When that much-anticipated second meeting approached last Tuesday with little chance of a breakthrough, White House aides made the difficult decision to pull down the back half of Biden’s trip across the globe. He would still go to the G-7 in Japan but would return early, canceling visits to Australia and Papua New Guinea meant to showcase the United States’ commitment to the region and curb China’s rising influence. Though angry at having to cancel, Biden told aides that he had no choice.

Since then, Steve Ricchetti, senior advisor and arguably Biden’s closest aide, and the other lead negotiators, Shalanda Young, the director of the Office of Management and Budget, and Louisa Terrell, the director of legislative affairs, have had multiple meetings daily with Republican staffers. But after a few days of progress, talks hit a snag as the weekend began. White House aides still hope for a deal but believe voters will punish Republicans who have tried to slash popular programs and threatened political brinkmanship with the prospect of default.

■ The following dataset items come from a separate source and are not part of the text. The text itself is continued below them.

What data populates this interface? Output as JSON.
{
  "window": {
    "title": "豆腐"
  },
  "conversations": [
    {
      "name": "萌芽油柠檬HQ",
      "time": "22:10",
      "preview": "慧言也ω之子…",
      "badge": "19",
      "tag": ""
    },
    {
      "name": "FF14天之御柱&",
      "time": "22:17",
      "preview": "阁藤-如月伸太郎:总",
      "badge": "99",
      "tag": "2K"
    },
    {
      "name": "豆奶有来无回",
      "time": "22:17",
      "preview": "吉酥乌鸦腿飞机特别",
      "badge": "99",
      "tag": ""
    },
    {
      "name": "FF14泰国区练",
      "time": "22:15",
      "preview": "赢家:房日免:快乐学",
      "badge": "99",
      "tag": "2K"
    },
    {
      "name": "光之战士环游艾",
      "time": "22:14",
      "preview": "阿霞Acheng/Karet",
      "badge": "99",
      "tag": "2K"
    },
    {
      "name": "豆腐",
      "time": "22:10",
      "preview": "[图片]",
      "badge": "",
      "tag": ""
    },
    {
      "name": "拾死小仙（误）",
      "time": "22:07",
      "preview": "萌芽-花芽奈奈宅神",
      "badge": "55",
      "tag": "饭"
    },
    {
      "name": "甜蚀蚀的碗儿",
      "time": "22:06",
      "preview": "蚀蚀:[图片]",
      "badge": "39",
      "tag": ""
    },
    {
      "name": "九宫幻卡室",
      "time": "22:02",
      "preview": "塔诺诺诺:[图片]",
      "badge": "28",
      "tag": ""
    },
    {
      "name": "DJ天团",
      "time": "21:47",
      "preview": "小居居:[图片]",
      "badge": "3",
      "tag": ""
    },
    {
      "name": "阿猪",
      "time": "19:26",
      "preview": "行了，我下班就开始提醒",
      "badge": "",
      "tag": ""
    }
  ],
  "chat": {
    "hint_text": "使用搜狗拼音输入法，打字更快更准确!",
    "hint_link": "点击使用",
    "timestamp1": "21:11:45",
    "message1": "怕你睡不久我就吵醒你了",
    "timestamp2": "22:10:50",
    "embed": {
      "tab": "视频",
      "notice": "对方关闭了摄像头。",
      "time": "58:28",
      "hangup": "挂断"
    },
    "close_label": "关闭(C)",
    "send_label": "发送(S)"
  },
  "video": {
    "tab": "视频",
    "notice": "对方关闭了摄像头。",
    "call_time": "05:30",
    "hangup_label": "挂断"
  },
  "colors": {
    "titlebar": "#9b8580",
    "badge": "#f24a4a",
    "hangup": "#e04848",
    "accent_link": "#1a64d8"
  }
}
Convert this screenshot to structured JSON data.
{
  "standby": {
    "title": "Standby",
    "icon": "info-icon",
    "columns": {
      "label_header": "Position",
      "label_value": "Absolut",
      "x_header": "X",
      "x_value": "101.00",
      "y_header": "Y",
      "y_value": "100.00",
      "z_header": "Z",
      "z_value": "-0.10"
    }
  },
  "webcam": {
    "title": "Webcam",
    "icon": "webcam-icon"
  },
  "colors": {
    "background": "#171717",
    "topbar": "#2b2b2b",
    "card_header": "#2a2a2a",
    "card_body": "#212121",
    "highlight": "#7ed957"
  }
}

But there is one more hurdle to clear even if a deal is reached in the coming days — another test of Biden’s belief that he can not just navigate Congress’ hyper partisan legislative process but be rewarded for it.

White House senior aides, led by chief of staff Jeff Zients, have been meeting several times a day, gaming out how many votes McCarthy could lose on his right from lawmakers upset at the compromises. Among the questions considered: can enough Democratic votes be produced to offset those defections? Or does McCarthy, fearing his speakership may be doomed, take the nation into default so as not to alienate the conservatives that empowered him?

“Even a deal doesn’t end this thing,” said one senior White House aide. “We’re going to have some very long days ahead.”